The pace of U.S.-Russian contacts is increasing as the two sides work toward a sweeping nuclear arms-reduction accord in time for President Bush's Moscow summit visit in May.
Officials here say Secretary of State Colin Powell spoke by telephone with his Russian counterpart Igor Ivanov Friday for the second time in as many days on, among other things, an arms deal that could slash the two sides nuclear arsenals by two-thirds over the next decade.
The process was given new impetus by a U.S. concession announced earlier this week by Mr. Powell, who told a Senate hearing the administration could agree to Moscow's demand that new warhead ceilings be enshrined in a legally-binding treaty or executive agreement.
News reports from Moscow say that in their Thursday conversation, Secretary Powell and Foreign Minister Ivanov agreed to finish the deal by the May summit.
However, State Department spokesman Richard Boucher told reporters here that this remains a goal rather than a commitment by the two nuclear powers. "The two sides have been looking at reaching an understanding on strategic framework issues by the time the Presidents next get together," he said. "That's always been the context of our discussion, and the goal. That was the context of our discussion I think between the two Presidents in Crawford, and certainly when the Secretary was our there in December and subsequently. So that's what they're looking to try to do."

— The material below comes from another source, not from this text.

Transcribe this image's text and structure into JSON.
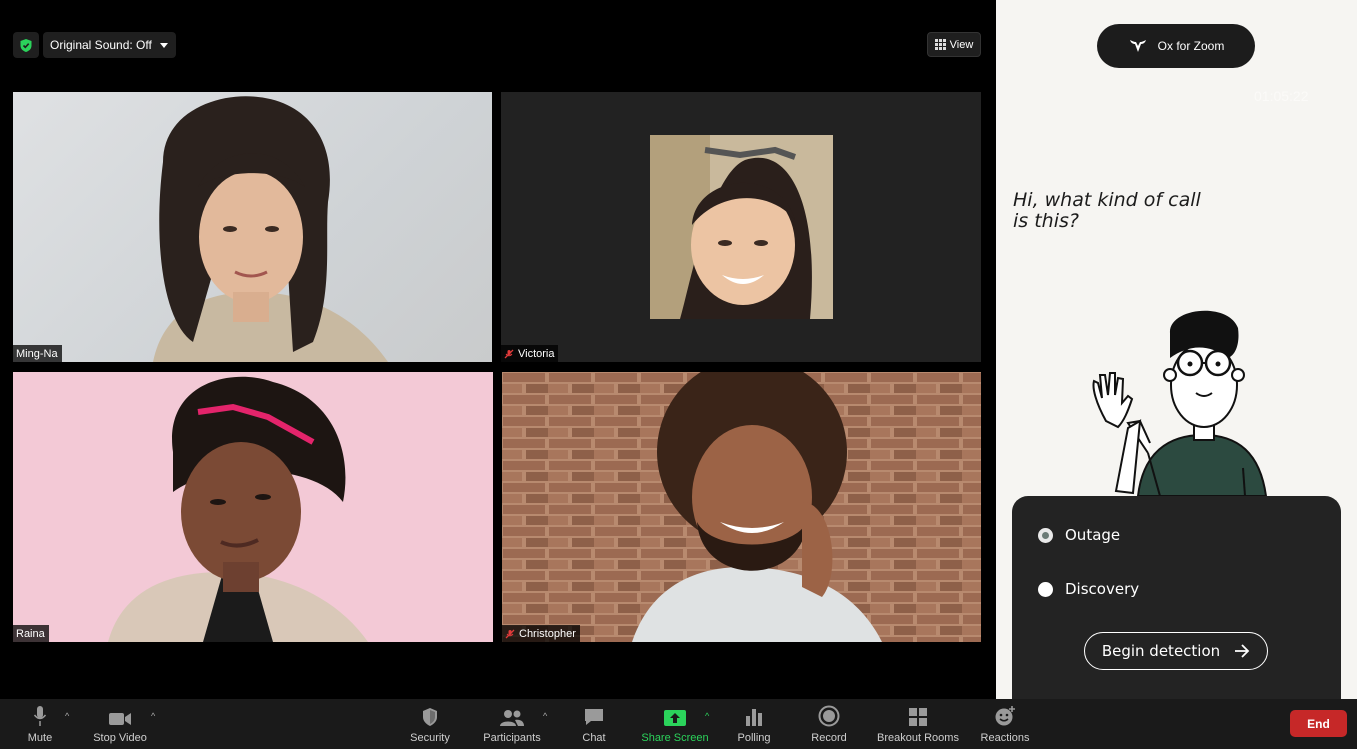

At their Crawford, Texas summit last November, both President Bush and Russian President Vladimir Putin proposed far-reaching nuclear weapons cuts.
Mr. Putin said he was prepared to reduce Russia's arsenal to 1,500 warheads while President Bush proposed a range of between 1,700 and 2,200 weapons.
Arms control experts consider the difference over warhead numbers to be readily negotiable, but they caution the two sides are sharply divided over the disposition of warheads removed from strategic missiles.
Moscow has insisted that any such warheads be destroyed. But spokesman Boucher said Friday there has been no change in the Bush administration's stand that the United States should be allowed to keep some de-commissioned warheads in reserve.